What's more, many worried that NASA would get bogged down in the gray lunar dust and fail to move on toward the Red Planet.

That's part of why the Obama administration shifted the focus from the moon to a "flexible path" that would target new destinations, such as an asteroid, to get astronauts farther out into deep space.

But the asteroid mission proved more difficult than expected. Eventually, NASA proposed having a robot haul a boulder from an asteroid and put it in orbit around the moon, where astronauts would rendezvous with the space rock. The so-called Asteroid Redirect Mission didn't receive very enthusiastic reviews from the space community or Congress, and this year it got the ax.

NASA has recently been working on plans for something called the Deep Space Gateway, an outpost in orbit around the moon.

And at the behest of Congress, the space agency has been building a giant new rocket and a deep space capsule. The vehicle is supposed to have its first test flight in 2019, when it will send an uncrewed capsule up to orbit the moon before returning to Earth.

Officials in the Trump administration asked NASA to consider putting humans on that flight, but NASA ultimately decided against it after a review. The first mission with a crew on that NASA spacecraft isn't supposed to happen until 2022.

The company SpaceX is also constructing a large rocket and has announced that it intends to launch the first private mission to the moon in 2018. SpaceX says it has paying customers for a trip in an automated capsule that wouldn't land, but would loop around the moon and then return.

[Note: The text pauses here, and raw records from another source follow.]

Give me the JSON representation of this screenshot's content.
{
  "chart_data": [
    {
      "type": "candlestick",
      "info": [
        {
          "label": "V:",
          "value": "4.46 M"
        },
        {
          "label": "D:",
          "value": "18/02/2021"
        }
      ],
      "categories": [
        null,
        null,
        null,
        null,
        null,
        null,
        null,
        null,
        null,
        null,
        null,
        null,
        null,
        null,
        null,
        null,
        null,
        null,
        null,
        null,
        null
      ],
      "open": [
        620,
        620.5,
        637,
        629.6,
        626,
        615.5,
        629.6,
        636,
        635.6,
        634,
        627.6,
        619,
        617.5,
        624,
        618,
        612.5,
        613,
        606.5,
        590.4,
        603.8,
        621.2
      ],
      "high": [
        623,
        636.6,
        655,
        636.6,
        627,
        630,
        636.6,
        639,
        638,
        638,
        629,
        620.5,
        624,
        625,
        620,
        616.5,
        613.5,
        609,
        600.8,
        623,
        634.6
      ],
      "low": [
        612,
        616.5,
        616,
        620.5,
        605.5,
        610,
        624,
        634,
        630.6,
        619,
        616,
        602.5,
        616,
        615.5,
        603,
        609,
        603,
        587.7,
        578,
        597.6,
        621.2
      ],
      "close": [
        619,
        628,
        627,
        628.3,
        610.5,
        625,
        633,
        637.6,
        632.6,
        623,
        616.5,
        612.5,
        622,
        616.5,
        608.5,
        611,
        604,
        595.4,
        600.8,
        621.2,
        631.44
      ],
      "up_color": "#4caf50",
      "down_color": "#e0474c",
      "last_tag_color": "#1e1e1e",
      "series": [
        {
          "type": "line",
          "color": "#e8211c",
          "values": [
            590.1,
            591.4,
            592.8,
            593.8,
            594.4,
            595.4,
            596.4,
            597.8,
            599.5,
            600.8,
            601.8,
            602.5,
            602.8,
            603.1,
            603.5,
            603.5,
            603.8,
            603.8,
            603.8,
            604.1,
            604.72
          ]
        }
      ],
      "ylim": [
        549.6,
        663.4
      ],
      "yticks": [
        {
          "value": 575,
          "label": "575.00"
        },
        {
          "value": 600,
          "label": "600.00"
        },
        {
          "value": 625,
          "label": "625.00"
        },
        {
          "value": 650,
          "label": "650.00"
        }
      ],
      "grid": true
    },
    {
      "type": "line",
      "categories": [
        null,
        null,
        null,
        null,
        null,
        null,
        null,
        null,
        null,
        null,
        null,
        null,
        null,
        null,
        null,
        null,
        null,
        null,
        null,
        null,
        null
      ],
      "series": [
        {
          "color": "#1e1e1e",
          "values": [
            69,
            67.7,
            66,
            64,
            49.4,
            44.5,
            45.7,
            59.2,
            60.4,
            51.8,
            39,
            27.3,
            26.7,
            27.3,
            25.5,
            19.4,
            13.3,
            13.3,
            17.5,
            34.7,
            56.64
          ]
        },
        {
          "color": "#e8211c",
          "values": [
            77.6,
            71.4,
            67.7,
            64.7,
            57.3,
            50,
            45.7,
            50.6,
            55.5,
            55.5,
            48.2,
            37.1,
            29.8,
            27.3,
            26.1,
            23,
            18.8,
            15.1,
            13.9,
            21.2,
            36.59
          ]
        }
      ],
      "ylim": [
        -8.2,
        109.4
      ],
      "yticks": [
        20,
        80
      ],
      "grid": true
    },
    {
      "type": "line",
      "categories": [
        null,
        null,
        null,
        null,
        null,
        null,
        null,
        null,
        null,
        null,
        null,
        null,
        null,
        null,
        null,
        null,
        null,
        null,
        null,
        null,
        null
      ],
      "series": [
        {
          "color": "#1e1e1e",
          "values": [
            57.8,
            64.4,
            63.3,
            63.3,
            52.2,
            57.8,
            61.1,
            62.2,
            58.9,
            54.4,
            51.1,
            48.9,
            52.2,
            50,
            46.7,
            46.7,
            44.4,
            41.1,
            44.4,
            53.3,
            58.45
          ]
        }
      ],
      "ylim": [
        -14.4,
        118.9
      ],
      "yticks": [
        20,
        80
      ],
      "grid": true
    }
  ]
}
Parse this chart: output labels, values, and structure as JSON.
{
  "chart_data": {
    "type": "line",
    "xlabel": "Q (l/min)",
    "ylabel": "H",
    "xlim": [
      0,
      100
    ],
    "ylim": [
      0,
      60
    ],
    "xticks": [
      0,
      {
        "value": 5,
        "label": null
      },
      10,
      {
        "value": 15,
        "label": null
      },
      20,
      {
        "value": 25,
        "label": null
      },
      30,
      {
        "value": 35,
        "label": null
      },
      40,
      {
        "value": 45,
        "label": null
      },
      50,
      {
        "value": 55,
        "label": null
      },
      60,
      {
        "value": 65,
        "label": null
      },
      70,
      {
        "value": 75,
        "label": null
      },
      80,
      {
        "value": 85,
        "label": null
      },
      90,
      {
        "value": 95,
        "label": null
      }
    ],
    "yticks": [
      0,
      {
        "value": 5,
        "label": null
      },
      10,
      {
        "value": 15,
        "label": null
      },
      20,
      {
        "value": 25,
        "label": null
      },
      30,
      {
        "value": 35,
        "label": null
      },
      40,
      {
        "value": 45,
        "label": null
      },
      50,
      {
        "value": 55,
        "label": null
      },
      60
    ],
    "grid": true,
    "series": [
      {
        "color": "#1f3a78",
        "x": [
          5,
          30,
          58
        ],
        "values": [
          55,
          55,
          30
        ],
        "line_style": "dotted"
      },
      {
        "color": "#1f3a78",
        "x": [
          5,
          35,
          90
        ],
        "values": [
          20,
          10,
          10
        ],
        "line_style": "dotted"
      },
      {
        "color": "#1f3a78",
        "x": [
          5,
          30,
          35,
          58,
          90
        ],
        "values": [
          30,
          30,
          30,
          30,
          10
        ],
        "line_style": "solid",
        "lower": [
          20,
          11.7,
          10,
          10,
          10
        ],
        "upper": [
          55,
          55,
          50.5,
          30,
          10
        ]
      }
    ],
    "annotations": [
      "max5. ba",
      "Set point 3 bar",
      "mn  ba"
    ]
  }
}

SpaceX also has contracts with NASA to bring astronauts up to the International Space Station and is scheduled to start doing that next year as well. The company has already been hauling cargo to and from the station for NASA.

Boeing also has a space transportation system in the works, and its first flight with NASA astronauts on board is planned for 2018.

If those companies' efforts pan out, their space taxis will be the first vehicles to carry up astronauts from U.S. soil since the retirement of the space shuttles.